The recent article regarding “faithless electors” is confusing. What can be accomplished by those Washington state electors winning or losing the Supreme Court decision?

The state of Washington has entered into a legally binding contract with other states regarding state electoral votes to enforce winner-take-all.

An originalist reading of Article II Section 1 paragraph 3 (and the subsequent Amendment 12) of the U.S. Constitution makes holding a national election for president and vice president seemingly unnecessary. All the states must hold the voting by the selected electors on the same date. That is all.

The idea of electors electing these two national positions rather than the citizenry is the most anti-democratic idea that can be considered. It is straight out of the 18th century idea that these two officers must be selected by persons deemed by each state as “important and wise enough” for the rest of us to trust.

If the electors in the Electoral College don’t identify a winner according to the rules of the 12th Amendment, then the House of Representatives will choose the president, and the Senate will choose the vice president.

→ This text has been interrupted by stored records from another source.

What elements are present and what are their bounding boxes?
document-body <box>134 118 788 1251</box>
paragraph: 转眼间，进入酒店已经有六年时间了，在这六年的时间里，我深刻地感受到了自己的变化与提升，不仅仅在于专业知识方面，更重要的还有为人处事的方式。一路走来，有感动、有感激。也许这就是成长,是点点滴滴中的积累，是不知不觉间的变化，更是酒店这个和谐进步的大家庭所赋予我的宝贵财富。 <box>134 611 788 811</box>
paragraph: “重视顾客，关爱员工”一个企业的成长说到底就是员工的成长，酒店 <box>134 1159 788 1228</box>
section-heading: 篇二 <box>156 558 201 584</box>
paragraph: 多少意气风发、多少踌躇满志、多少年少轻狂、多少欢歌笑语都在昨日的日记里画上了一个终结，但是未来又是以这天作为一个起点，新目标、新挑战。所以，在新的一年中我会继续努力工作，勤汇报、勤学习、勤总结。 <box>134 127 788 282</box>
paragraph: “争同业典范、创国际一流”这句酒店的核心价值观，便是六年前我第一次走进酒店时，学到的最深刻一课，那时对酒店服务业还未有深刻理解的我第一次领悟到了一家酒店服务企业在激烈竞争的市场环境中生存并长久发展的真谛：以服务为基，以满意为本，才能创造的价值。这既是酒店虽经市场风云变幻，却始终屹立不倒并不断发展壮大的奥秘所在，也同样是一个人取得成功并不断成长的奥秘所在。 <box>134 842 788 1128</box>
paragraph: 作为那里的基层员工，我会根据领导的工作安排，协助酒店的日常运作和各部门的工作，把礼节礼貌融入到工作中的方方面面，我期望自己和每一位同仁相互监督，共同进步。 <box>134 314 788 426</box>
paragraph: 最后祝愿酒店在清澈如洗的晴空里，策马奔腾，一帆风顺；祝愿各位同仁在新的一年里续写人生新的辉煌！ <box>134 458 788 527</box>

How does that work for you?

To avoid this, many of the states have contracted among themselves as to how electoral votes will be allocated, namely winner-take-all after the state popular vote is counted.

But how else could elector votes be distributed if there are more than two candidates identified in the state election? This is not an easy question to answer for two reasons. The first is a well-known result that proves that there is no fair way to distribute votes among three or more candidates. The second is that there is no way to distribute partial votes.

So it is possible that no candidate may receive a majority of elector votes if they are distributed proportional to the total state vote, again throwing the decision to Congress.

RCW 29A.56.300 discusses the contract that Washington state entered into with other states about allocating electoral votes. It is interesting reading.

An obvious question arises. Having made a winner-take-all decision, why do the states need to have electors at all? What purpose do they serve if their votes are automatically cast by the state after the state popular vote is counted? Might as well choose monkeys in a cage as electors.

Get rid of the electoral vote process and use the popular vote. Just dreamin’.